According to the Bangladesh Bureau of Statistics (BBS), Bangladesh’s monthly inflation surged to a 13-year high of 11.66% in July 2024, up from 9.72% the month before. This marks the highest inflation rate since September 2011, when it reached 10.97%.
Food inflation reached a record high of 14.10% in July 2024, up from 10.65% in June, while non-food inflation increased slightly to 9.68% from 9.15%.
To control inflation, the Bangladesh Bank started setting banks’ final lending rates using the six-month moving average rate of treasury Bill (SMART rate) in July last year.
Since the implementation of the SMART rate, loan interest rates have steadily increased. However, experts warn that the subsequent rise in loan interest rates, now exceeding 13%, poses significant risks to businesses.
According to the central bank data, the lending rate in the banking sector crossed 13.55% in April this year.
In May, the regulator scrapped the SMART rate formula after about a year and returned to a market-driven system after four years.

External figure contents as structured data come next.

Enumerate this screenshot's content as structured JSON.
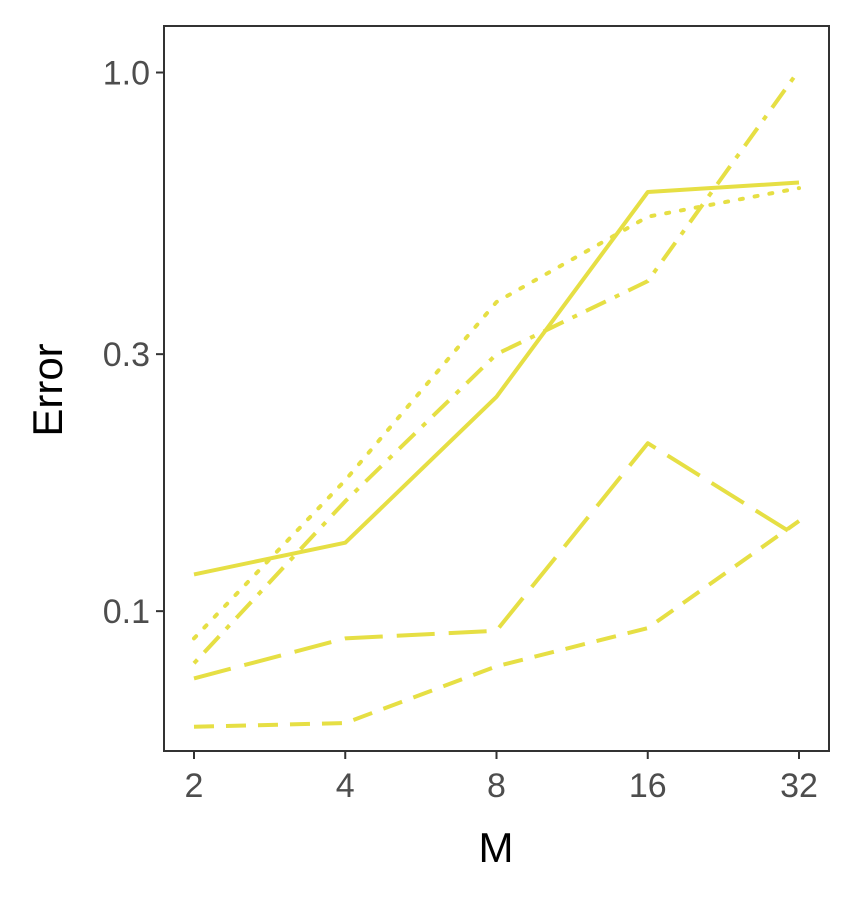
{
  "chart_data": {
    "type": "line",
    "xlabel": "M",
    "ylabel": "Error",
    "x_scale": "log2",
    "y_scale": "log10",
    "x": [
      2,
      4,
      8,
      16,
      32
    ],
    "x_tick_labels": [
      "2",
      "4",
      "8",
      "16",
      "32"
    ],
    "y_ticks": [
      0.1,
      0.3,
      1.0
    ],
    "y_tick_labels": [
      "0.1",
      "0.3",
      "1.0"
    ],
    "ylim": [
      0.055,
      1.22
    ],
    "grid": false,
    "line_color": "#e6df44",
    "series": [
      {
        "style": "solid",
        "values": [
          0.117,
          0.134,
          0.25,
          0.6,
          0.625
        ]
      },
      {
        "style": "dotted",
        "values": [
          0.089,
          0.175,
          0.375,
          0.54,
          0.61
        ]
      },
      {
        "style": "dashdot",
        "values": [
          0.08,
          0.16,
          0.3,
          0.41,
          1.01
        ]
      },
      {
        "style": "longdash",
        "values": [
          0.075,
          0.089,
          0.092,
          0.205,
          0.137
        ]
      },
      {
        "style": "dashed",
        "values": [
          0.061,
          0.062,
          0.079,
          0.093,
          0.147
        ]
      }
    ]
  }
}
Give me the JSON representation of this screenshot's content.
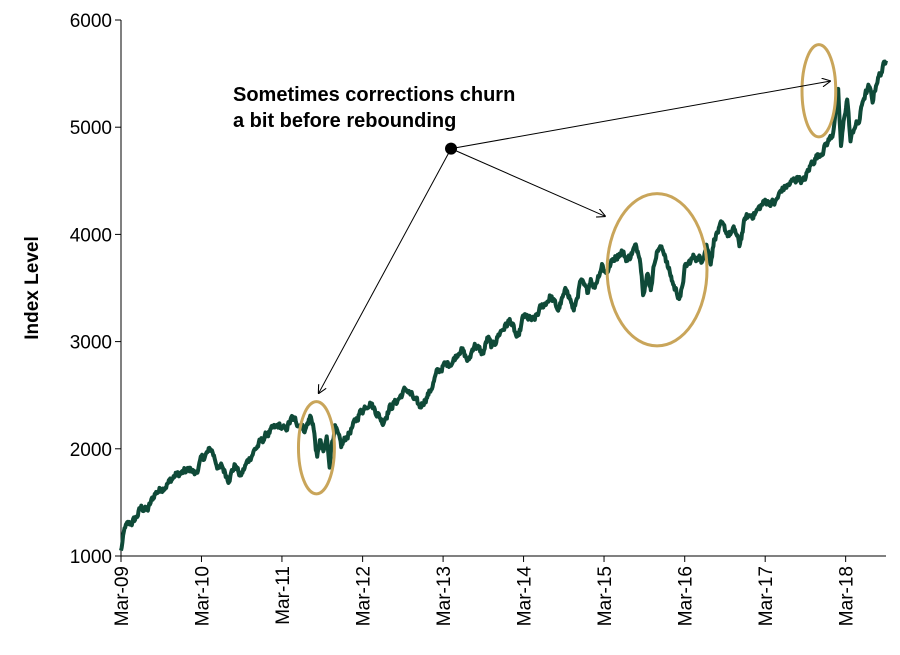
{
  "chart_data": {
    "type": "line",
    "title": "",
    "xlabel": "",
    "ylabel": "Index Level",
    "ylim": [
      1000,
      6000
    ],
    "xlim": [
      "2009-03-01",
      "2018-08-31"
    ],
    "yticks": [
      1000,
      2000,
      3000,
      4000,
      5000,
      6000
    ],
    "xticks": [
      {
        "date": "2009-03-01",
        "label": "Mar-09"
      },
      {
        "date": "2010-03-01",
        "label": "Mar-10"
      },
      {
        "date": "2011-03-01",
        "label": "Mar-11"
      },
      {
        "date": "2012-03-01",
        "label": "Mar-12"
      },
      {
        "date": "2013-03-01",
        "label": "Mar-13"
      },
      {
        "date": "2014-03-01",
        "label": "Mar-14"
      },
      {
        "date": "2015-03-01",
        "label": "Mar-15"
      },
      {
        "date": "2016-03-01",
        "label": "Mar-16"
      },
      {
        "date": "2017-03-01",
        "label": "Mar-17"
      },
      {
        "date": "2018-03-01",
        "label": "Mar-18"
      }
    ],
    "grid": false,
    "legend": "none",
    "line_color": "#0f4a38",
    "highlight_color": "#c9a55a",
    "series": [
      {
        "points": [
          [
            "2009-03-01",
            1050
          ],
          [
            "2009-03-20",
            1270
          ],
          [
            "2009-05-01",
            1330
          ],
          [
            "2009-06-01",
            1450
          ],
          [
            "2009-07-01",
            1430
          ],
          [
            "2009-08-01",
            1580
          ],
          [
            "2009-09-01",
            1630
          ],
          [
            "2009-10-01",
            1680
          ],
          [
            "2009-11-01",
            1750
          ],
          [
            "2009-12-01",
            1770
          ],
          [
            "2010-01-15",
            1810
          ],
          [
            "2010-02-01",
            1760
          ],
          [
            "2010-03-01",
            1900
          ],
          [
            "2010-04-15",
            2000
          ],
          [
            "2010-05-20",
            1800
          ],
          [
            "2010-06-01",
            1840
          ],
          [
            "2010-07-01",
            1720
          ],
          [
            "2010-08-01",
            1850
          ],
          [
            "2010-08-25",
            1740
          ],
          [
            "2010-10-01",
            1900
          ],
          [
            "2010-11-01",
            2000
          ],
          [
            "2010-12-01",
            2080
          ],
          [
            "2011-01-01",
            2150
          ],
          [
            "2011-02-15",
            2220
          ],
          [
            "2011-03-15",
            2170
          ],
          [
            "2011-04-15",
            2280
          ],
          [
            "2011-05-15",
            2240
          ],
          [
            "2011-06-15",
            2180
          ],
          [
            "2011-07-07",
            2300
          ],
          [
            "2011-07-20",
            2240
          ],
          [
            "2011-08-08",
            1900
          ],
          [
            "2011-08-20",
            2080
          ],
          [
            "2011-09-05",
            1950
          ],
          [
            "2011-09-20",
            2100
          ],
          [
            "2011-10-03",
            1860
          ],
          [
            "2011-10-15",
            2080
          ],
          [
            "2011-10-28",
            2200
          ],
          [
            "2011-11-25",
            2020
          ],
          [
            "2011-12-15",
            2100
          ],
          [
            "2012-01-15",
            2200
          ],
          [
            "2012-02-15",
            2330
          ],
          [
            "2012-04-01",
            2440
          ],
          [
            "2012-05-01",
            2350
          ],
          [
            "2012-06-01",
            2250
          ],
          [
            "2012-07-01",
            2380
          ],
          [
            "2012-08-01",
            2440
          ],
          [
            "2012-09-15",
            2560
          ],
          [
            "2012-11-15",
            2390
          ],
          [
            "2012-12-31",
            2530
          ],
          [
            "2013-01-31",
            2700
          ],
          [
            "2013-03-01",
            2770
          ],
          [
            "2013-04-15",
            2820
          ],
          [
            "2013-05-20",
            2940
          ],
          [
            "2013-06-24",
            2810
          ],
          [
            "2013-07-20",
            2980
          ],
          [
            "2013-08-28",
            2880
          ],
          [
            "2013-09-20",
            3040
          ],
          [
            "2013-10-08",
            2940
          ],
          [
            "2013-11-15",
            3090
          ],
          [
            "2013-12-31",
            3200
          ],
          [
            "2014-02-03",
            3010
          ],
          [
            "2014-03-01",
            3240
          ],
          [
            "2014-04-15",
            3190
          ],
          [
            "2014-05-15",
            3300
          ],
          [
            "2014-07-01",
            3420
          ],
          [
            "2014-08-05",
            3300
          ],
          [
            "2014-09-15",
            3500
          ],
          [
            "2014-10-15",
            3280
          ],
          [
            "2014-11-15",
            3560
          ],
          [
            "2014-12-15",
            3460
          ],
          [
            "2014-12-31",
            3600
          ],
          [
            "2015-01-15",
            3500
          ],
          [
            "2015-02-20",
            3720
          ],
          [
            "2015-03-10",
            3640
          ],
          [
            "2015-04-15",
            3780
          ],
          [
            "2015-05-20",
            3840
          ],
          [
            "2015-06-15",
            3760
          ],
          [
            "2015-07-20",
            3880
          ],
          [
            "2015-08-10",
            3820
          ],
          [
            "2015-08-25",
            3480
          ],
          [
            "2015-09-15",
            3620
          ],
          [
            "2015-09-29",
            3500
          ],
          [
            "2015-10-20",
            3800
          ],
          [
            "2015-11-05",
            3880
          ],
          [
            "2015-12-01",
            3830
          ],
          [
            "2015-12-15",
            3700
          ],
          [
            "2016-01-15",
            3500
          ],
          [
            "2016-02-11",
            3400
          ],
          [
            "2016-03-01",
            3680
          ],
          [
            "2016-04-15",
            3800
          ],
          [
            "2016-05-15",
            3760
          ],
          [
            "2016-06-08",
            3900
          ],
          [
            "2016-06-27",
            3750
          ],
          [
            "2016-07-15",
            3980
          ],
          [
            "2016-08-15",
            4080
          ],
          [
            "2016-09-15",
            4000
          ],
          [
            "2016-10-15",
            4040
          ],
          [
            "2016-11-04",
            3900
          ],
          [
            "2016-12-01",
            4150
          ],
          [
            "2017-01-15",
            4200
          ],
          [
            "2017-03-01",
            4310
          ],
          [
            "2017-04-15",
            4290
          ],
          [
            "2017-05-15",
            4420
          ],
          [
            "2017-06-15",
            4460
          ],
          [
            "2017-08-01",
            4540
          ],
          [
            "2017-08-20",
            4480
          ],
          [
            "2017-10-01",
            4680
          ],
          [
            "2017-11-15",
            4780
          ],
          [
            "2017-12-31",
            4930
          ],
          [
            "2018-01-26",
            5310
          ],
          [
            "2018-02-08",
            4820
          ],
          [
            "2018-02-25",
            5130
          ],
          [
            "2018-03-08",
            5270
          ],
          [
            "2018-03-23",
            4870
          ],
          [
            "2018-04-10",
            5010
          ],
          [
            "2018-05-01",
            5050
          ],
          [
            "2018-05-20",
            5270
          ],
          [
            "2018-06-15",
            5370
          ],
          [
            "2018-07-01",
            5250
          ],
          [
            "2018-07-20",
            5430
          ],
          [
            "2018-08-10",
            5520
          ],
          [
            "2018-08-31",
            5620
          ]
        ]
      }
    ],
    "annotations": [
      {
        "text": "Sometimes corrections churn",
        "line": 0
      },
      {
        "text": "a bit before rebounding",
        "line": 1
      }
    ],
    "annotation_origin": [
      "2013-04-06",
      4800
    ],
    "annotation_arrow_targets": [
      [
        "2011-08-15",
        2520
      ],
      [
        "2015-03-05",
        4170
      ],
      [
        "2017-12-20",
        5430
      ]
    ],
    "highlight_regions": [
      {
        "x_range": [
          "2011-05-15",
          "2011-10-25"
        ],
        "y_range": [
          1580,
          2440
        ]
      },
      {
        "x_range": [
          "2015-03-15",
          "2016-06-10"
        ],
        "y_range": [
          2960,
          4380
        ]
      },
      {
        "x_range": [
          "2017-08-15",
          "2018-01-15"
        ],
        "y_range": [
          4910,
          5770
        ]
      }
    ]
  }
}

As a result, banks now have the authority to determine their lending rates, which will be based on bank-client relationships, loan demand, and the supply of loanable funds.
Consequently, interest rates on all types of loans are expected to increase in the near term.

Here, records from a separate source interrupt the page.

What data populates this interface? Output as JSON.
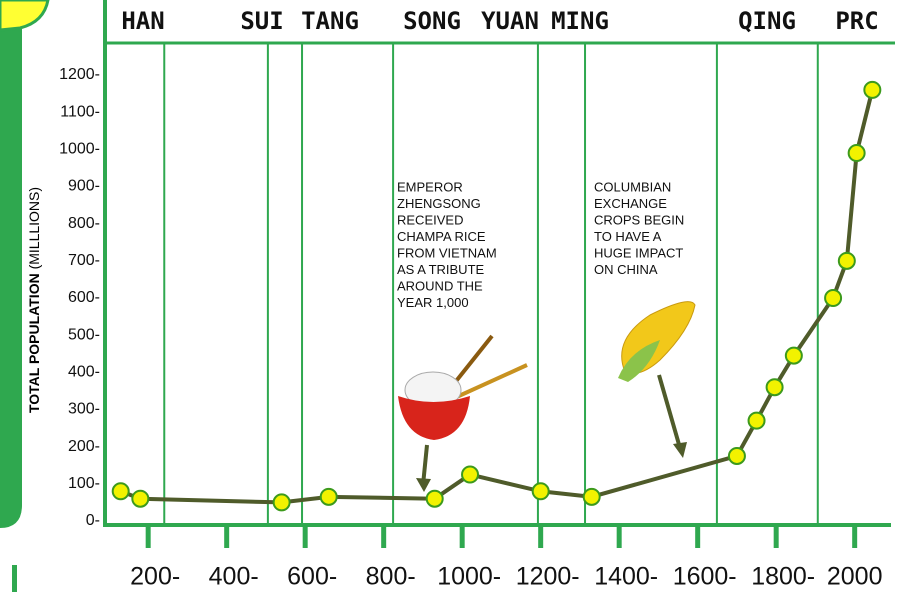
{
  "chart_data": {
    "type": "line",
    "y_label": "TOTAL POPULATION",
    "y_label_unit": "(MILLLIONS)",
    "x": [
      130,
      180,
      540,
      660,
      930,
      1020,
      1200,
      1330,
      1700,
      1750,
      1796,
      1845,
      1945,
      1980,
      2005,
      2045
    ],
    "values": [
      80,
      60,
      50,
      65,
      60,
      125,
      80,
      65,
      175,
      270,
      360,
      445,
      600,
      700,
      990,
      1160
    ],
    "color": "#4f5b2a",
    "marker_color": "#f2f200",
    "xlim": [
      90,
      2090
    ],
    "ylim": [
      -12,
      1208
    ],
    "xticks": [
      {
        "value": 200,
        "label": "200-"
      },
      {
        "value": 400,
        "label": "400-"
      },
      {
        "value": 600,
        "label": "600-"
      },
      {
        "value": 800,
        "label": "800-"
      },
      {
        "value": 1000,
        "label": "1000-"
      },
      {
        "value": 1200,
        "label": "1200-"
      },
      {
        "value": 1400,
        "label": "1400-"
      },
      {
        "value": 1600,
        "label": "1600-"
      },
      {
        "value": 1800,
        "label": "1800-"
      },
      2000
    ],
    "yticks": [
      {
        "value": 0,
        "label": "0-"
      },
      {
        "value": 100,
        "label": "100-"
      },
      {
        "value": 200,
        "label": "200-"
      },
      {
        "value": 300,
        "label": "300-"
      },
      {
        "value": 400,
        "label": "400-"
      },
      {
        "value": 500,
        "label": "500-"
      },
      {
        "value": 600,
        "label": "600-"
      },
      {
        "value": 700,
        "label": "700-"
      },
      {
        "value": 800,
        "label": "800-"
      },
      {
        "value": 900,
        "label": "900-"
      },
      {
        "value": 1000,
        "label": "1000-"
      },
      {
        "value": 1100,
        "label": "1100-"
      },
      {
        "value": 1200,
        "label": "1200-"
      }
    ],
    "dynasties": [
      "HAN",
      "SUI",
      "TANG",
      "SONG",
      "YUAN",
      "MING",
      "QING",
      "PRC"
    ],
    "dynasty_boundaries": [
      241,
      505,
      592,
      824,
      1193,
      1313,
      1649,
      1906
    ],
    "annotations": [
      {
        "lines": [
          "EMPEROR",
          "ZHENGSONG",
          "RECEIVED",
          "CHAMPA RICE",
          "FROM VIETNAM",
          "AS A TRIBUTE",
          "AROUND THE",
          "YEAR 1,000"
        ]
      },
      {
        "lines": [
          "COLUMBIAN",
          "EXCHANGE",
          "CROPS BEGIN",
          "TO HAVE A",
          "HUGE IMPACT",
          "ON CHINA"
        ]
      }
    ]
  }
}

Additionally, the central bank on Sunday decided to increase the policy rate – the rate at which financial institutions borrow money from the central bank – from 8.5% to 9% to curb inflation.
The primary objective of increasing the policy rate is to control inflation by reducing the money supply in the market.
When the central bank perceives that an excessive money supply is driving inflation, it raises the policy interest rate to limit money flow.
A higher policy interest rate means banks will have to pay more to borrow from the central bank, leading to higher interest rates on loans provided by commercial banks. This, in turn, discourages commercial banks from borrowing from the central bank.
The Bangladesh Bank raised the policy rate several times since May 2022 to make money more expensive. In October last year, the central bank increased its key policy rate by 50 basis points to 7.75%, the largest hike in a decade.
In January this year, the policy rate was raised by another 25 basis points to 8%, and again in May by 50 basis points to 8.5%.